Хлопнула дверь. Все ушли. Хлопнула калитка в саду…
Я вышла и заперла дверь на все крючки, засовы и цепочки, которые там были. Затем я обошла всю дачу и всюду заперла ставни — они были внутренние, с хорошими запорами.
А когда вернулась, Гелена сидела на ступеньках лестницы, ведущей на антресоли и второй этаж, и беззвучно плакала, не утирая слезы.
Я крепко обняла ее. Она вся дрожала.
— Они напугали тебя? Прости, что я задержалась.
— Нет, я не испугалась: там же были Олежка и Шурка Герасимов. Они бы не дали меня в обиду. Но, Владя, Владя, ты видела, как она взглянула на меня? Как можно так ненавидеть? Не врага, не фашиста — обыкновенного человека? Не понимаю!..
— Тут уж ничего не поделаешь. Постарайся не думать о ней. Давай чай пить?

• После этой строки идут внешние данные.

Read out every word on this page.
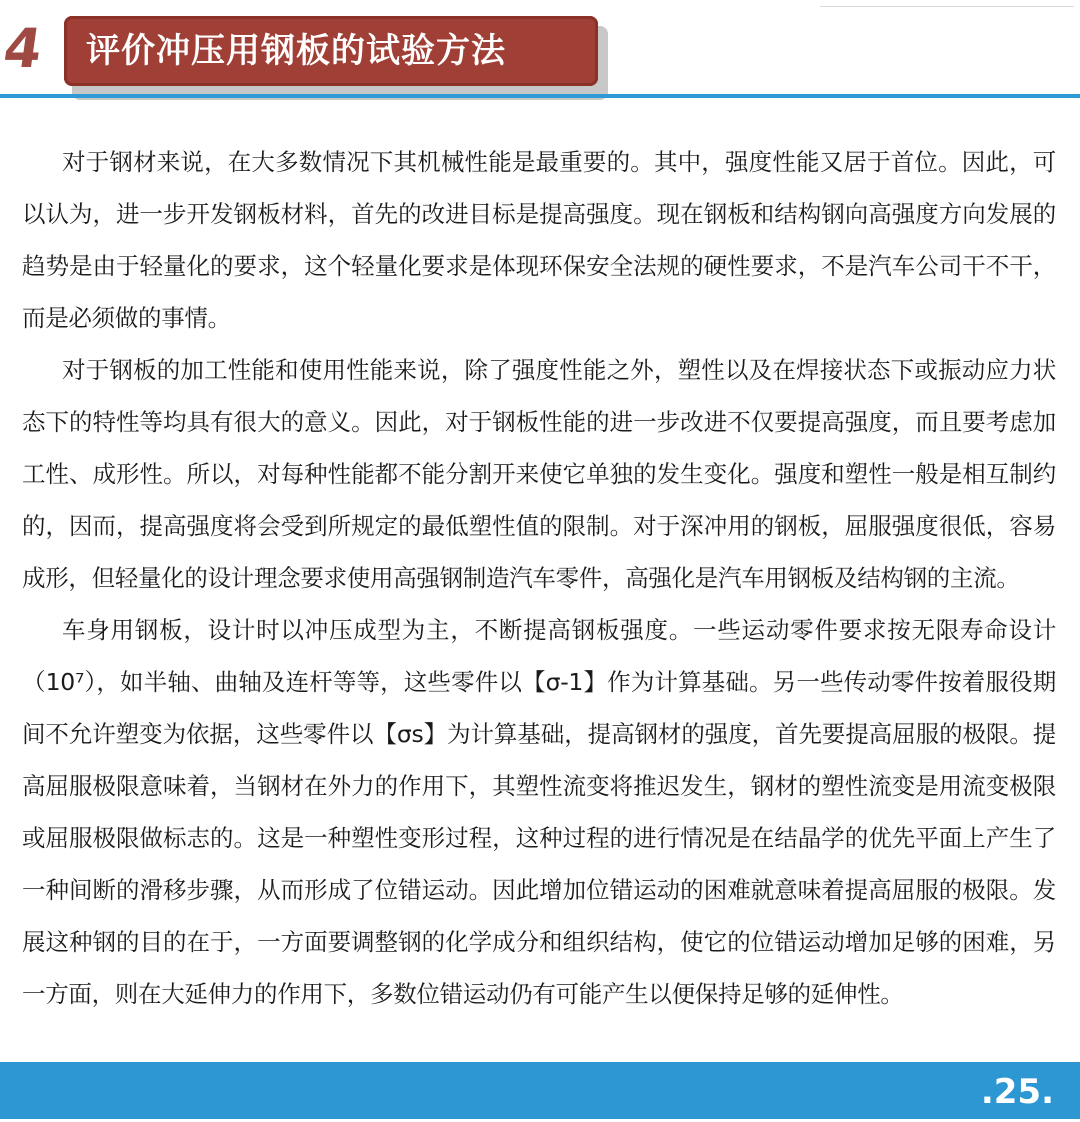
4 评价冲压用钢板的试验方法

对于钢材来说，在大多数情况下其机械性能是最重要的。其中，强度性能又居于首位。因此，可以认为，进一步开发钢板材料，首先的改进目标是提高强度。现在钢板和结构钢向高强度方向发展的趋势是由于轻量化的要求，这个轻量化要求是体现环保安全法规的硬性要求，不是汽车公司干不干，而是必须做的事情。

对于钢板的加工性能和使用性能来说，除了强度性能之外，塑性以及在焊接状态下或振动应力状态下的特性等均具有很大的意义。因此，对于钢板性能的进一步改进不仅要提高强度，而且要考虑加工性、成形性。所以，对每种性能都不能分割开来使它单独的发生变化。强度和塑性一般是相互制约的，因而，提高强度将会受到所规定的最低塑性值的限制。对于深冲用的钢板，屈服强度很低，容易成形，但轻量化的设计理念要求使用高强钢制造汽车零件，高强化是汽车用钢板及结构钢的主流。

车身用钢板，设计时以冲压成型为主，不断提高钢板强度。一些运动零件要求按无限寿命设计（10⁷），如半轴、曲轴及连杆等等，这些零件以【σ-1】作为计算基础。另一些传动零件按着服役期间不允许塑变为依据，这些零件以【σs】为计算基础，提高钢材的强度，首先要提高屈服的极限。提高屈服极限意味着，当钢材在外力的作用下，其塑性流变将推迟发生，钢材的塑性流变是用流变极限或屈服极限做标志的。这是一种塑性变形过程，这种过程的进行情况是在结晶学的优先平面上产生了一种间断的滑移步骤，从而形成了位错运动。因此增加位错运动的困难就意味着提高屈服的极限。发展这种钢的目的在于，一方面要调整钢的化学成分和组织结构，使它的位错运动增加足够的困难，另一方面，则在大延伸力的作用下，多数位错运动仍有可能产生以便保持足够的延伸性。

.25.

Мы пошли на кухню и приготовили чай. Пирогов всяких было предостаточно.
Но даже после горячего чая нас продолжало трясти. Очень болела щека, йода не было. Я просто промыла ранку водой с одеколоном. Опять позвонил Ёрмак. На этот раз к телефону подошла я.
— Владя? Вы уже одни…
— Ох, Ермак! Одни…
— Что это были за гости? Я перечислила «гостей».
— Выкладывайте! — приказал он.
Я выложила со всеми подробностями. Ермак даже присвистнул.
— Я сразу что-то почувствовал… — заметил он. — Голос Геленки звучал слишком напряженно. Вы не боитесь там одни?
— Боимся очень! Я заперла все двери и ставни, но меня трясет до сих пор. Нервы, должно быть, расходились.
— Спроси Геленку, можно ли приехать к вам с ночевкой? Сдерживая ликование, я спросила. Геленка обрадовалась, и мы обе наперебой приглашали его. После чего мы опять пошли на кухню приготовить ужин для Ермака.
Он приехал ровно через час. О таком завершении вечера я и мечтать не смела!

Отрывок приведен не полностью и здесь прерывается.